I carried her—still kissing her, still feeding off her—toward the edge of the pond, where a fallen log rested in the snow. I sat down on it, keeping her straddling my lap.

We were a tangle of limbs and heavy breathing. My hands were everywhere—under the hoodie, sliding up the back of her shirt, finding the warm, smooth skin of her back. She arched into my touch, pressing her chest against mine.

"Atlas," she gasped, breaking the kiss for air. "We shouldn't... we can't..."

"Shut up," I muttered, attacking her neck. I found the sensitive spot just below her ear and bit down gently.

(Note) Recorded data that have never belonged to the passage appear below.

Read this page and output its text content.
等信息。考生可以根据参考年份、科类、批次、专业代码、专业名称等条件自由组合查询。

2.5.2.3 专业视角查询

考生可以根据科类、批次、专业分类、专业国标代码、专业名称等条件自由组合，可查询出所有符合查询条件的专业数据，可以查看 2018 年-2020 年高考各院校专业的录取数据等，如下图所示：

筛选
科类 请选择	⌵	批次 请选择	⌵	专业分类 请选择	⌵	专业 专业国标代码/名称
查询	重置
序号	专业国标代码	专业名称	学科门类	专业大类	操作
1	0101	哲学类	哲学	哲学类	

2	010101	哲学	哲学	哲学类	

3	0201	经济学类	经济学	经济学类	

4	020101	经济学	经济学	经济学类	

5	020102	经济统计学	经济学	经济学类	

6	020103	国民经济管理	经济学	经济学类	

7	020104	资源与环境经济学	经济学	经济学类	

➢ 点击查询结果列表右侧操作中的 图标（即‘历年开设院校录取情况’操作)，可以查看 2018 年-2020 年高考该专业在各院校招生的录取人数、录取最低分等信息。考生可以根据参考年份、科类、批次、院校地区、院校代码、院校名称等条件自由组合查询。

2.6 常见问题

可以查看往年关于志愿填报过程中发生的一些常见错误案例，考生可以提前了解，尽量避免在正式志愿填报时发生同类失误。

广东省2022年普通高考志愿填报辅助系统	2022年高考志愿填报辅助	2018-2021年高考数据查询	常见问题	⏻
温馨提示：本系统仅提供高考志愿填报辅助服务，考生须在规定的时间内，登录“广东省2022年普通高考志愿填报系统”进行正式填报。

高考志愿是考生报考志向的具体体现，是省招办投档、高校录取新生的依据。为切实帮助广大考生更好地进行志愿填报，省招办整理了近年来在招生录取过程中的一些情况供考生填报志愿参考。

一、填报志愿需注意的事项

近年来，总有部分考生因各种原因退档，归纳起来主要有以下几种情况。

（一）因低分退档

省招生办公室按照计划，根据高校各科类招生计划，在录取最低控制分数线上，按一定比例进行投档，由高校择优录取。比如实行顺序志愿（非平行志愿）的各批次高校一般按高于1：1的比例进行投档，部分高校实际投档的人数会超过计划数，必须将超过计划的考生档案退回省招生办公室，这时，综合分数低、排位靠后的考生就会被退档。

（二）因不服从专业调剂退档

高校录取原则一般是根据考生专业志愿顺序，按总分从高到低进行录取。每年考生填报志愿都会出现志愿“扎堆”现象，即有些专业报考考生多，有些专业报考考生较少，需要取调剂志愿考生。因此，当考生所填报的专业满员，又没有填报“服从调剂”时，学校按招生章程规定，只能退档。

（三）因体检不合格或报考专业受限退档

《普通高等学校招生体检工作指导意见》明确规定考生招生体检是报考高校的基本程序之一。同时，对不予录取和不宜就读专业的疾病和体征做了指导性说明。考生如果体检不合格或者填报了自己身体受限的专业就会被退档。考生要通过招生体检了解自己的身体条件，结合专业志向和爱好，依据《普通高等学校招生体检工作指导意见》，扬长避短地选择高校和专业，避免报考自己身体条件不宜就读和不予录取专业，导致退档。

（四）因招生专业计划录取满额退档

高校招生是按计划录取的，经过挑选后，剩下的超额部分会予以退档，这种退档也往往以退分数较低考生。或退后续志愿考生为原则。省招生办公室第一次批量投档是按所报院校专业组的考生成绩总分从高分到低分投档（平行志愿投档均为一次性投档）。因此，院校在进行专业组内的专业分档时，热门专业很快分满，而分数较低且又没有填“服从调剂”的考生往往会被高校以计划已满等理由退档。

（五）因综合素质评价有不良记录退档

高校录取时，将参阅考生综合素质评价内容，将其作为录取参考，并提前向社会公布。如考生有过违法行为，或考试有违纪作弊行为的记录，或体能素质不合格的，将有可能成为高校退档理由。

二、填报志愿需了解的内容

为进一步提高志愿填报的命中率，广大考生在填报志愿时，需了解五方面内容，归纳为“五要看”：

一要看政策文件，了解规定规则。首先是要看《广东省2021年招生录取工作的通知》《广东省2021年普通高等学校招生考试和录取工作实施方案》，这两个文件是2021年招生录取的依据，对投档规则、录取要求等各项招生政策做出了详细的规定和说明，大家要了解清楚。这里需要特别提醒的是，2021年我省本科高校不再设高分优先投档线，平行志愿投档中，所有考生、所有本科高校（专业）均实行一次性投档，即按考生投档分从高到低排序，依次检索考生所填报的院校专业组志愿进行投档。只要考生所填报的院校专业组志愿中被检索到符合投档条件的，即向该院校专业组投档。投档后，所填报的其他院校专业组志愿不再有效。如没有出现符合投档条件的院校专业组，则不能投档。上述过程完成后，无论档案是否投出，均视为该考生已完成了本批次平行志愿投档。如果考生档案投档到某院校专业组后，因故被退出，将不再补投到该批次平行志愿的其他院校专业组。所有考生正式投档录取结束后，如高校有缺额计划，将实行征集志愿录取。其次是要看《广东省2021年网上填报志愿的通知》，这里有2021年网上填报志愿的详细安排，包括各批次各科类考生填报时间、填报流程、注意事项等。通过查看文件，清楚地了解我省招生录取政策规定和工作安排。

She shivered violently. "I hate you."

"Liar," I whispered against her skin. "You love this. You love that I'm the only one who doesn't treat you like glass."

"You're treating me like... like..."

"Like what?" I pulled back, looking her in the eye. My hands were gripping her hips, holding her in place. "Like a woman? Like you can take it?"

Her eyes were blown wide, dark with lust. "Like you own me."

The words hung in the cold air.

Ownership.

That was the kink in the wire. That was the thing we were both dancing around. She wanted to be owned because she was tired of being responsible for everything. And I... I had a pathological need to control my environment.

"Maybe I do," I said.

I moved my hand from her hip to the front of her leggings. I palmed her center through the fabric.

She bucked against my hand, a gasp tearing from her throat.

"Atlas..."

"Tell me to stop," I challenged, rubbing my thumb over her clit through the lycra. "Tell me to stop, Aurelia, and I'll stop. Right now."